Claude Legras s'éclate dans son bistrot canaille
 


TERRASSE Le Café de Floris jouxte l'Auberge. Mais le plaisir y est aussi intense...
Alain Giroud

Claude Legras est bien heureux dans sa belle Auberge de Floris qui domine le Léman. Et les clients ne sont pas mal installés non plus sur une des deux terrasses ombragées et bien protégées pour déguster la cuisine à orientation azuréenne. Aujourd'hui, abandonnons la table gastronomique(dont la nouvelle carte a démarré) pour se concentrer sur le Café où le chef mêle cuisine canaille, évocations asiatiques et plats fraîcheur, saison oblige.

On aime bien ce coin bistrot que ce soit à l'intérieur avec les tables en bois lustré et un décor campagnard ou la terrasse qui se trouve parallèle à celle du restaurant haut de gamme. Le côté lac est réservé à ce dernier, normal, les riches ont une plus belle vue. Mais trêve de plaisanterie, beaucoup de clients de Claude Legras passent d'un côté à l'autre en fonction des envies et de l'humeur.
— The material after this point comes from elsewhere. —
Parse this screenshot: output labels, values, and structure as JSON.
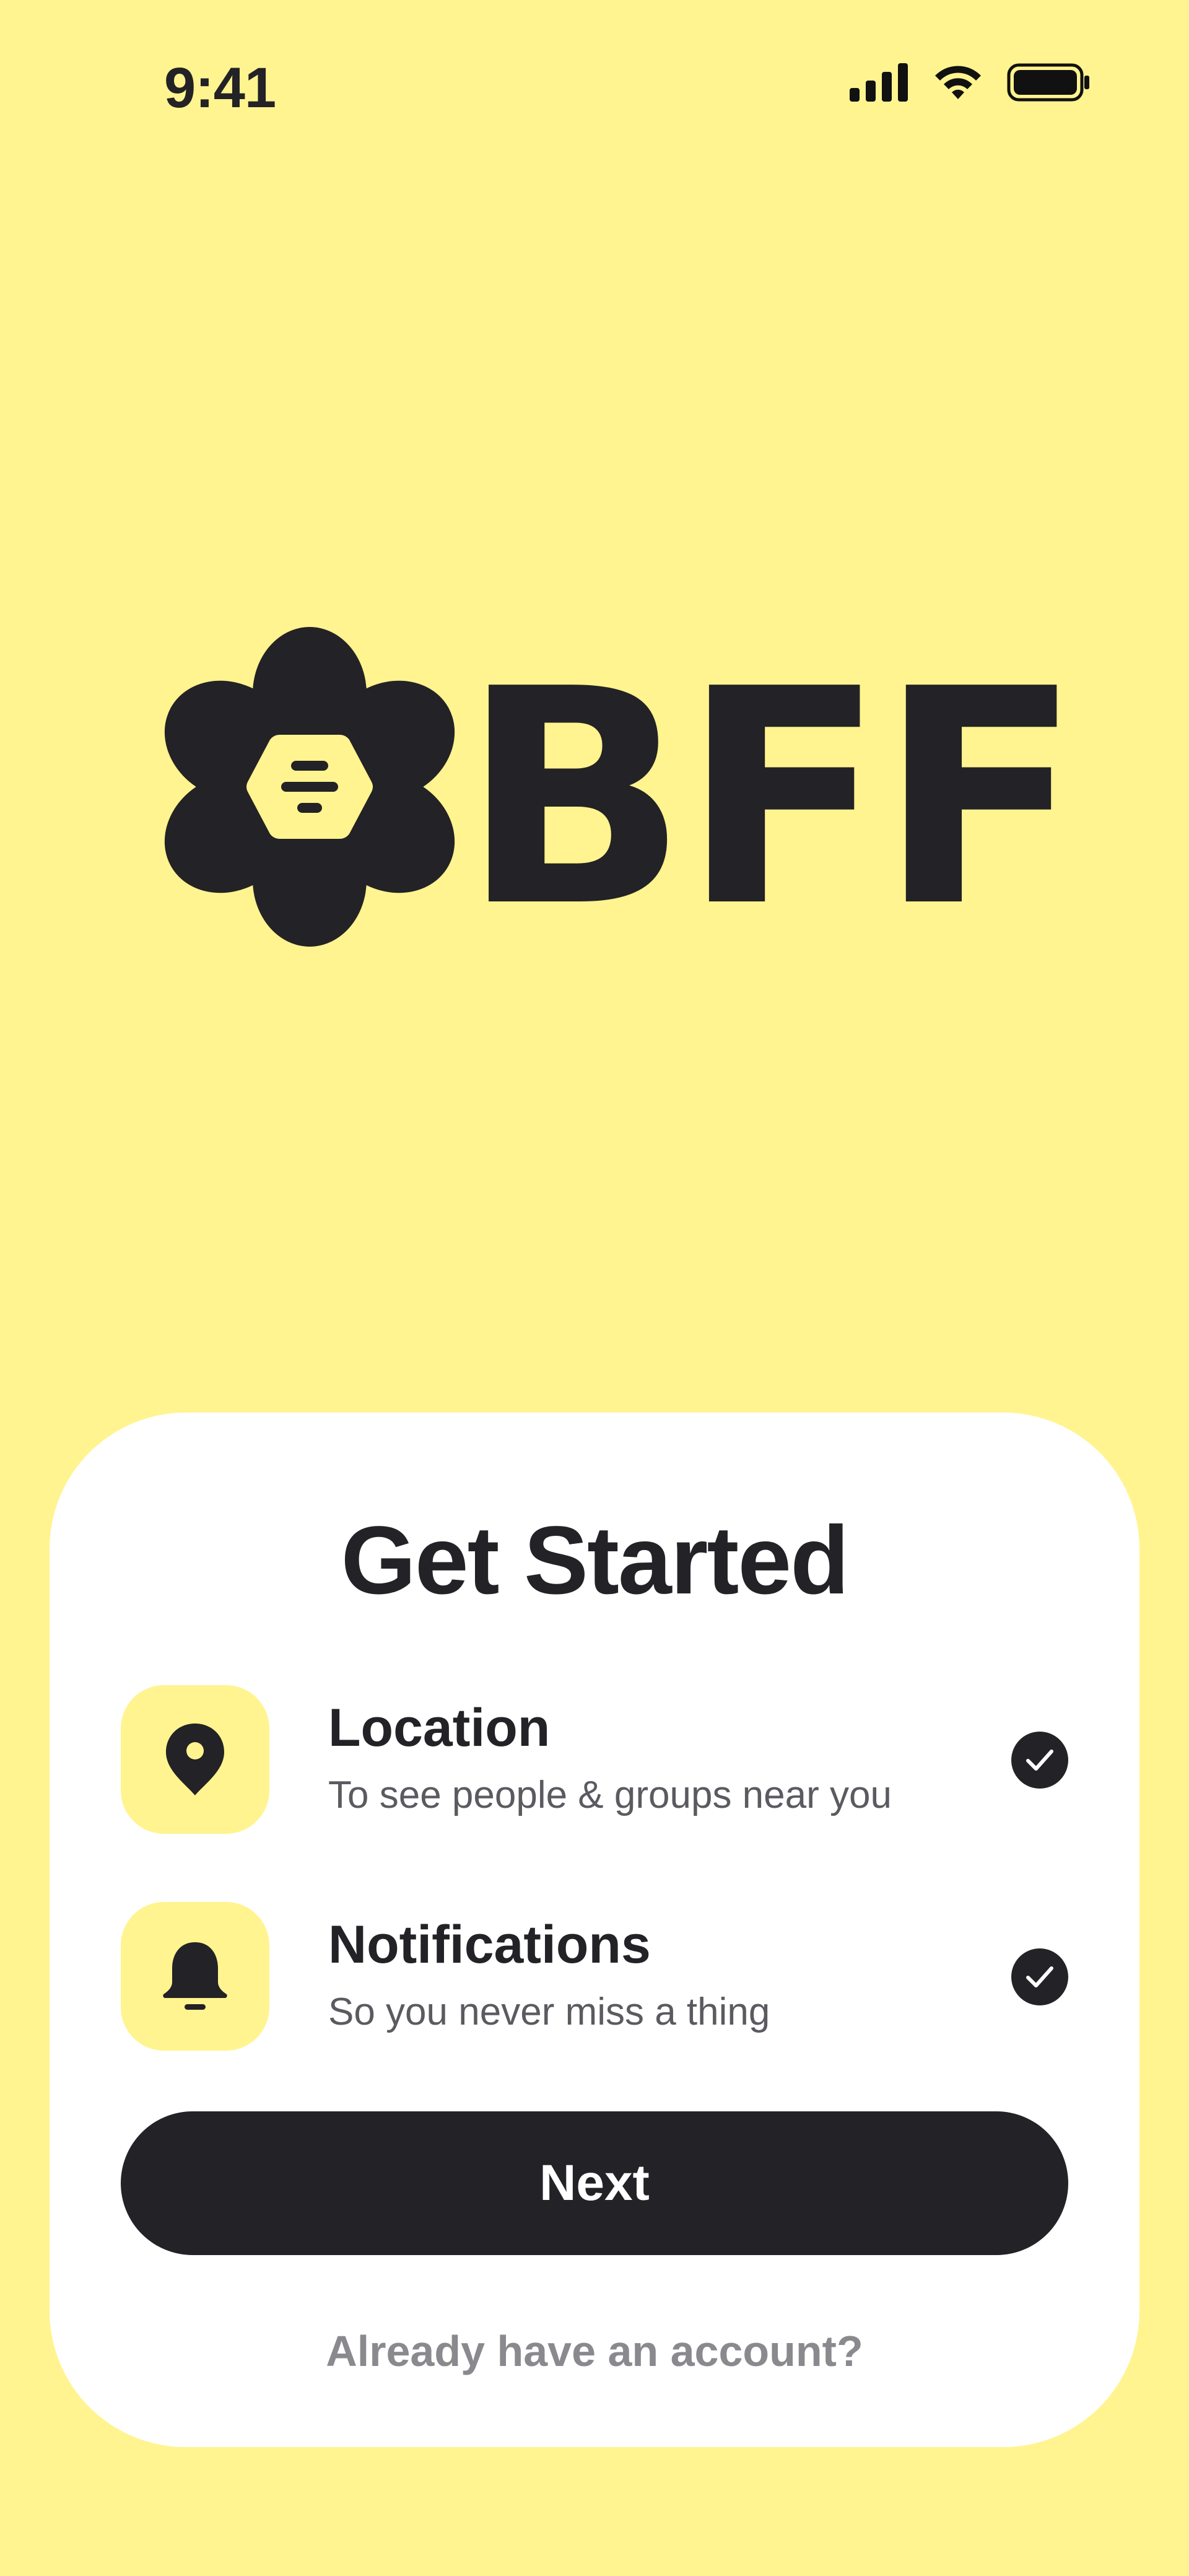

Mais pour ceux qui n'auraient vraiment pas les moyens de manger à l'auberge, le café offre des perspectives gourmandes très intéressantes aussi. On y trouve certes des produits de base moins élitaire, mais le soin apporté aux mariages, à la conception, aux cuissons est tout aussi important.

Japonaiseries revisitées
Alors laissons-nous tenter par cette assiette de japonaiseries revisitées sous le terme générique d'agapes d'Orient (avec un seul "p" ) et qui propose, sur une très belle ardoise, une composition propre à ravir l'esprit et ouvrir l'appétit. Et à revoir ses classiques, car l'ami Claude a inversé les termes en appelant sushi des dés de thon panés à la ciboulette et sashimi un mélange de riz catalan et de sèche en petits dés enveloppés dans une feuille d'algue. Heureusement, aucun Japonais, heurté par cette méprise, ne s'était fait hara-kiri ce soir-là sur la terrasse.

Cela dit, les deux préparations sont tout à fait délicieuses, comme les crevettes grises sautées au miel et plongées en partie dans des graines de sésame. Et surtout cette omelette fine comme du papier à cigarette et soigneusement roulée comme le font si bien les Nippons. Un bon moment, en somme.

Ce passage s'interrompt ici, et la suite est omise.